The main complexity of A/B Testing is ensuring that tests are reliable and the results significant to your business.

A/B Testing is derived from statistical analysis and relies on a sound methodology that is trustworthy, and verifiable. We use proven mathematics, ensuring that the underlying statistical calculations represent (or reliably predict) real differences between index A and B.

The Method and math at a glance

• Randomness: the assignment of any one user to scenario A or B is purely random.

• Statistical significance: Our statistical significance threshold is set at (p-value) >= 0.95 (p-value can be described roughly as a confidence score). A test is conclusive (statistically significant) when the significance score is >= 95%.

• Mathematical formula: The mathematical formula used to calculate the scores is Two-Tailed. This means that we are not assuming anything, especially not that B is better than A. We calculate percentages in both directions: whether A is better than B or B is better than A. By using the two-tailed approach, we avoid making any assumptions about A or B - either one is possible.

• Relevance Improvement: That said, the concern with A/B Testing is usually improvement: every change to B is usually intended to be better than the current main index (A). In other words, A/B Testing is trying to help us find a better index configuration.

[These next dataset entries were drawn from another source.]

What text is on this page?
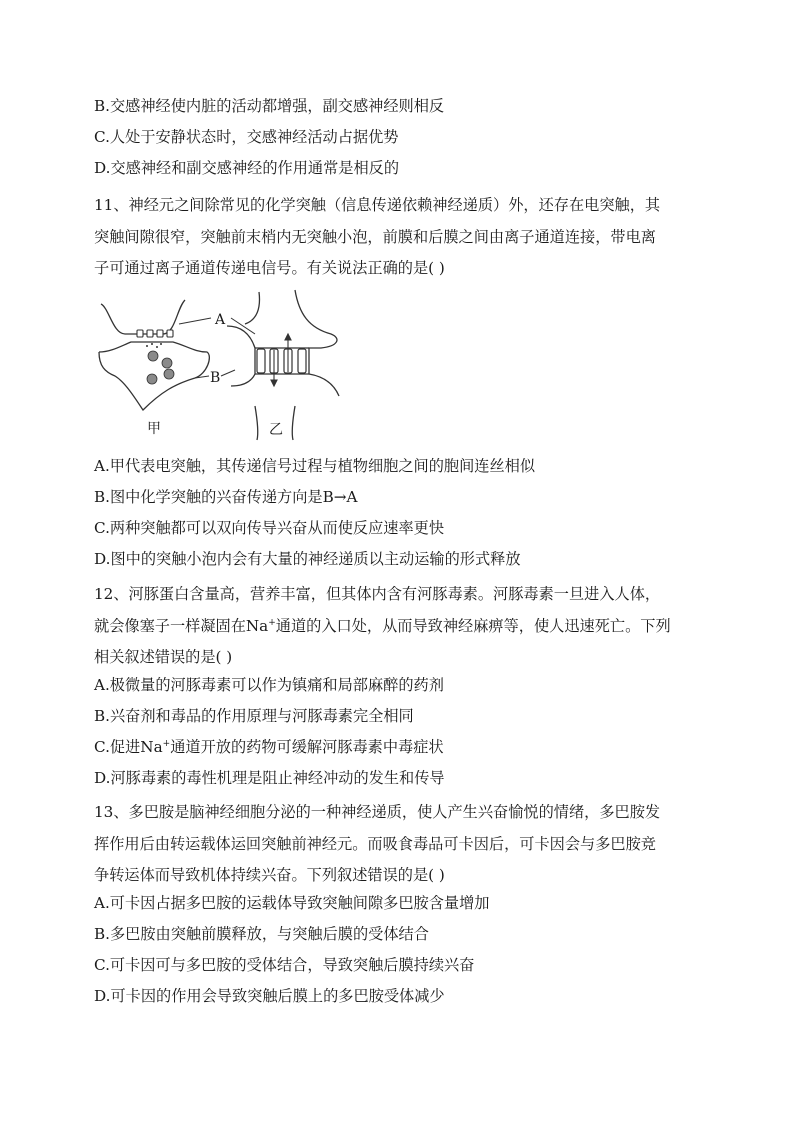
B.交感神经使内脏的活动都增强，副交感神经则相反
C.人处于安静状态时，交感神经活动占据优势
D.交感神经和副交感神经的作用通常是相反的

11、神经元之间除常见的化学突触（信息传递依赖神经递质）外，还存在电突触，其

突触间隙很窄，突触前末梢内无突触小泡，前膜和后膜之间由离子通道连接，带电离

子可通过离子通道传递电信号。有关说法正确的是( )

A
B
甲	乙
A.甲代表电突触，其传递信号过程与植物细胞之间的胞间连丝相似
B.图中化学突触的兴奋传递方向是B→A
C.两种突触都可以双向传导兴奋从而使反应速率更快
D.图中的突触小泡内会有大量的神经递质以主动运输的形式释放

12、河豚蛋白含量高，营养丰富，但其体内含有河豚毒素。河豚毒素一旦进入人体，

就会像塞子一样凝固在Na+通道的入口处，从而导致神经麻痹等，使人迅速死亡。下列

相关叙述错误的是( )

A.极微量的河豚毒素可以作为镇痛和局部麻醉的药剂
B.兴奋剂和毒品的作用原理与河豚毒素完全相同
C.促进Na+通道开放的药物可缓解河豚毒素中毒症状
D.河豚毒素的毒性机理是阻止神经冲动的发生和传导

13、多巴胺是脑神经细胞分泌的一种神经递质，使人产生兴奋愉悦的情绪，多巴胺发

挥作用后由转运载体运回突触前神经元。而吸食毒品可卡因后，可卡因会与多巴胺竞

争转运体而导致机体持续兴奋。下列叙述错误的是( )

A.可卡因占据多巴胺的运载体导致突触间隙多巴胺含量增加
B.多巴胺由突触前膜释放，与突触后膜的受体结合
C.可卡因可与多巴胺的受体结合，导致突触后膜持续兴奋
D.可卡因的作用会导致突触后膜上的多巴胺受体减少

Statistical Significance or Chance

When you run your tests, you may get results that show a 4% increase in Conversion or CTR. Statistical significance is concerned with whether the 4% increase is chance or real. The statistical concern is whether your sample group truly represents the larger population: Does the 4% make sense only for that sample group or does it reasonably predict the behavior of the larger population?

If the sample does not represent the larger population, then your results are chance (or luck, or insignificant). Chance is not good for decision-making. Statistical significance (our confidence rate) is aimed at distinguishing chance from a real probability. When you reach 95% confidence, the difference between A and B is no longer a chance happening but rather something you can confidently expect (or predict) will happen in the future.

Large, distributed samples

Large samples of data are necessary for confidence. If we flip a coin 1000 times, we should expect a close to 50/50 head/tail allotment. If we flip it just a few times, the allotment can be heavily skewed (it is completely possible to flip heads three times in a row, but very unlikely to do so 1000 times).

Increasing sample size stabilizes results, allowing increased confidence. Each new user event clarifies the underlying pattern and draws us, generally, towards an “absolute truth”.

Sample diversity

Be careful when you test. Testing during a sales campaign, a major holiday, or some other exceptional event, can undermine the reliability of your results.